Improved Estimation Of Pore Connectivity And Permeability In Deepwater Carbonates With The Construction Of Multi-Layer Static And Dynamic Petrophysical Models
Diniz-Ferreira, Elton Luiz (Schlumberger) | Torres-Verdín, Carlos (PETROBRAS – Petróleo Brasileiro S.A. and The University of Texas at Austin)
Due to sea-level variations, cycles of sedimentation can often be recognized from well logs. It is possible to differentiate rock types based on such geological cyclicity; for petrophysical purposes we will refer to those rock types as fluid flow units. In the presence of thin layers, flow units can only be detected with core data. The cause of sea-level variation in this field is not well understood and remains a subject of study by geologists. Wells were drilled with both oil-base mud (OBM) and water-base mud (WBM). The oil bearing-zone of wells drilled with WBM gave rise to a conspicuous invasion profile on resistivity logs.

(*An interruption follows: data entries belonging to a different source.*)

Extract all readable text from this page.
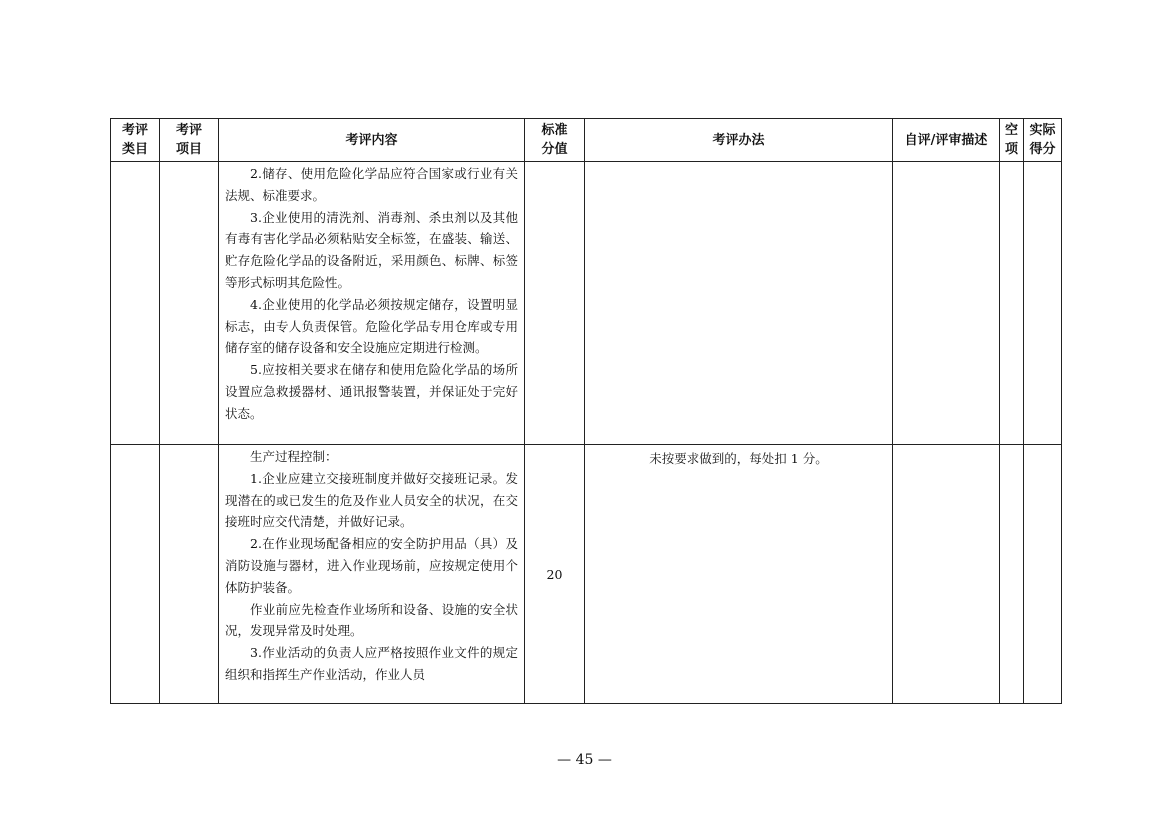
考评类目	考评项目	考评内容	标准分值	考评办法	自评/评审描述	空项	实际得分

		2.储存、使用危险化学品应符合国家或行业有关法规、标准要求。

3.企业使用的清洗剂、消毒剂、杀虫剂以及其他有毒有害化学品必须粘贴安全标签，在盛装、输送、贮存危险化学品的设备附近，采用颜色、标牌、标签等形式标明其危险性。

4.企业使用的化学品必须按规定储存，设置明显标志，由专人负责保管。危险化学品专用仓库或专用储存室的储存设备和安全设施应定期进行检测。

5.应按相关要求在储存和使用危险化学品的场所设置应急救援器材、通讯报警装置，并保证处于完好状态。					

		生产过程控制：

1.企业应建立交接班制度并做好交接班记录。发现潜在的或已发生的危及作业人员安全的状况，在交接班时应交代清楚，并做好记录。

2.在作业现场配备相应的安全防护用品（具）及消防设施与器材，进入作业现场前，应按规定使用个体防护装备。

作业前应先检查作业场所和设备、设施的安全状况，发现异常及时处理。

3.作业活动的负责人应严格按照作业文件的规定组织和指挥生产作业活动，作业人员	20	未按要求做到的，每处扣 1 分。			
— 45 —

It is possible to simulate this invasion profile in different layers and estimate their permeability. Conversely, wells drilled with OBM did not show a conclusive invasion profile in the oilbearing zone because of the lack of electrical resistivity contrast between oil and mud filtrate. Due to the complexity of the pore space and the spatial heterogeneity of the reservoir under consideration, conventional well-log evaluation seldom reproduces petrophysical properties consistent with core data. It is necessary to construct multi-layer petrophysical models based on geological information to improve the interpretation. A model that combined well logs and geological properties was key to select bed boundaries and to construct an earth model. The latter model was used to perform static and dynamic simulations - matching simulated resistivity, nuclear, and NMR logs with field measurements. Petrophysical properties estimated with those simulations were in agreement with core laboratory measurements. Interpretation was performed in the oil-bearing zone of three wells: two of them-Wells Η and Γ – were drilled with OBM, the remaining well-Well Χ – drilled with WBM (Table 1). It is not possible to perform a correlation between the evaluated wells using well-logs.